FSX defines adaptors, which are selectively applied to file nodes in the FSX tree. If an adaptor matches a file during the traversal process, the associated translator is executed, translating the file's contents into XML which is then integrated into the FSX tree as metadata and/or content.

Matching a file can be done by applying different criteria, based on the file system information available on the file node, such as the file name, the MIME type, or the size. If a file node matches the criteria specified by the adaptor, the adaptor is executed and generates XML with is used as contributions to the file's metadata or content children.

It is important to point out that nothing in this approach requires an adaptor to provide a complete mapping of a file. For example, media files such as images or audio probably should not be completely translated into XML, but the metadata in these files could be very valuable information to be available through an XML view.

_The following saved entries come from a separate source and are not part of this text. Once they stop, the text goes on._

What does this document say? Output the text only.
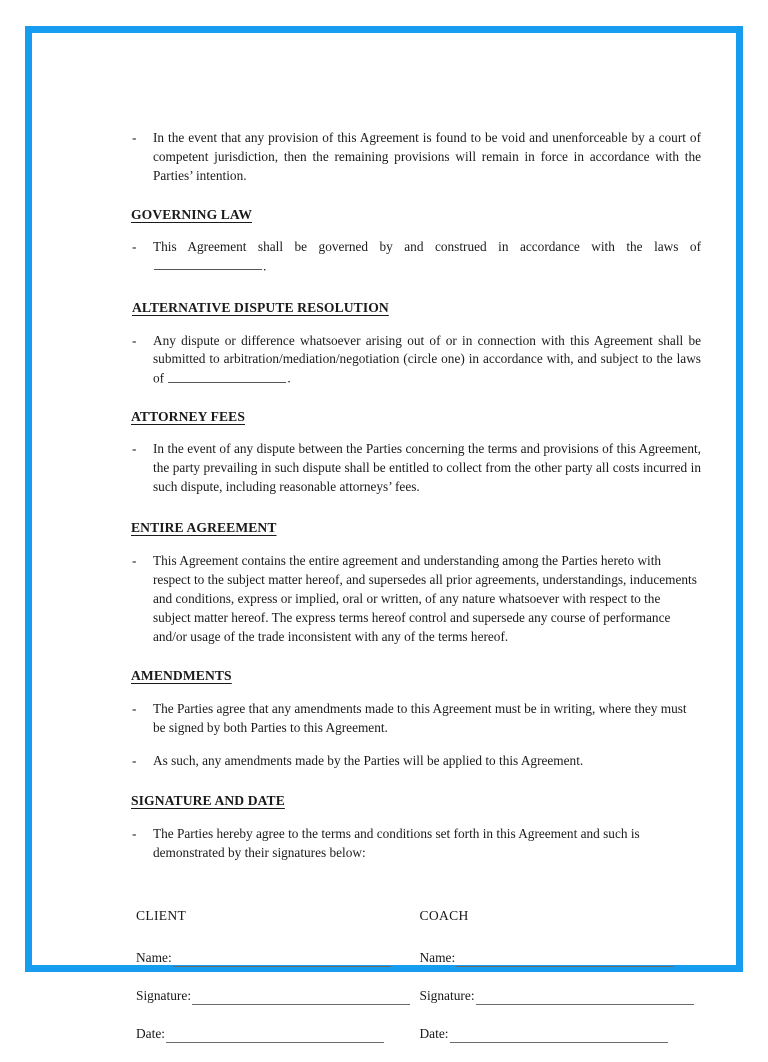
- In the event that any provision of this Agreement is found to be void and unenforceable by a court of competent jurisdiction, then the remaining provisions will remain in force in accordance with the Parties’ intention.
GOVERNING LAW
- This Agreement shall be governed by and construed in accordance with the laws of .
ALTERNATIVE DISPUTE RESOLUTION
- Any dispute or difference whatsoever arising out of or in connection with this Agreement shall be submitted to arbitration/mediation/negotiation (circle one) in accordance with, and subject to the laws of	.
ATTORNEY FEES
- In the event of any dispute between the Parties concerning the terms and provisions of this Agreement, the party prevailing in such dispute shall be entitled to collect from the other party all costs incurred in such dispute, including reasonable attorneys’ fees.
ENTIRE AGREEMENT
- This Agreement contains the entire agreement and understanding among the Parties hereto with respect to the subject matter hereof, and supersedes all prior agreements, understandings, inducements and conditions, express or implied, oral or written, of any nature whatsoever with respect to the subject matter hereof. The express terms hereof control and supersede any course of performance and/or usage of the trade inconsistent with any of the terms hereof.
AMENDMENTS
- The Parties agree that any amendments made to this Agreement must be in writing, where they must be signed by both Parties to this Agreement.
- As such, any amendments made by the Parties will be applied to this Agreement.
SIGNATURE AND DATE
- The Parties hereby agree to the terms and conditions set forth in this Agreement and such is demonstrated by their signatures below:
CLIENT
Name:
Signature:
Date:
COACH
Name:
Signature:
Date:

Whether such information is considered metadata or content and where it thus is added is decided by the adaptor's designer.

1. //id3v2:TIT2[contains(text(),"XML")]/ancestor::dir[1]/@name
2. //file[@mime="application/zip"][not(.//zip:file[@name="README"])]

Example 1 returns the names of all directories which contain MP3 files containing some track with ``XML'' in its title (using a hypothetical id3v2 namespace for ID3 metadata). Example 2 selects all files which are ZIP archives but do not contain a README file somewhere inside the archive (using a hypothetical zip namespace for ZIP metadata).

4 Implementations

There are currently two implementations of FSX. The prototype implementation uses Java's java.io.File class to produce the initial FSX document, and an XSLT 2.0 stylesheet for subsequent content integration. Only XSLT 2.0 adaptors are supported, which means that the adaptors can only work on XML and text-based files. For large file system structures and/or large files, this implementation results in poor performance and the danger of memory overflows. Because the prototype implementation uses XSLT, content integration of XML documents is Infoset-based and not purely XML-based. In practice, this means that entities are resolved, which may not be appropriate in all cases.

The second implementation is XPath Shell (XPsh) [1], which is a command line utility based on FSX. XPsh not only supports FSX, but also provides a special syntax for querying FSX, inspired by XPath, but also designed to be as intuitive and compatible with Unix shell file selection mechanisms as possible. XPsh is only available under Unix and has a flexible plug-in concept for adding new adaptors.

5 Conclusions and Future Plans

The prototype implementation is based on a processing model separating the construction of the FSX tree, the content integration, and the XPath evaluation. For large file structures or documents, this implies significant performance problems. The XPsh implementation partly avoids these problems, because it executes the adaptors on demand, only if the XPath evaluation accesses the children of a file.

FSX is useful for providing integrated views over files systems and file contents. If this data is used as input for subsequent processing steps, both the prototype and the XPsh implementation can be used. If FSX is used more in the spirit of the Unix find and egrep commands, then XPsh should be used because of its better optimization of FSX construction and evaluation of XPaths.

Using FSX as an integrated view over file systems provides a useful tool for making file system access less operation-system dependent, and the adaptor concept adds the utility of accessing file metadata and content. Thus, FSX turns a file system into a (rather slow) XML database.

Bibliography

KASPAR GIGER and ERIK WILDE. XPath Filename Expansion in a Unix Shell. In Poster Proceedings of the 15th International World Wide Web Conference, Edinburgh, UK, May 2006. ACM Press.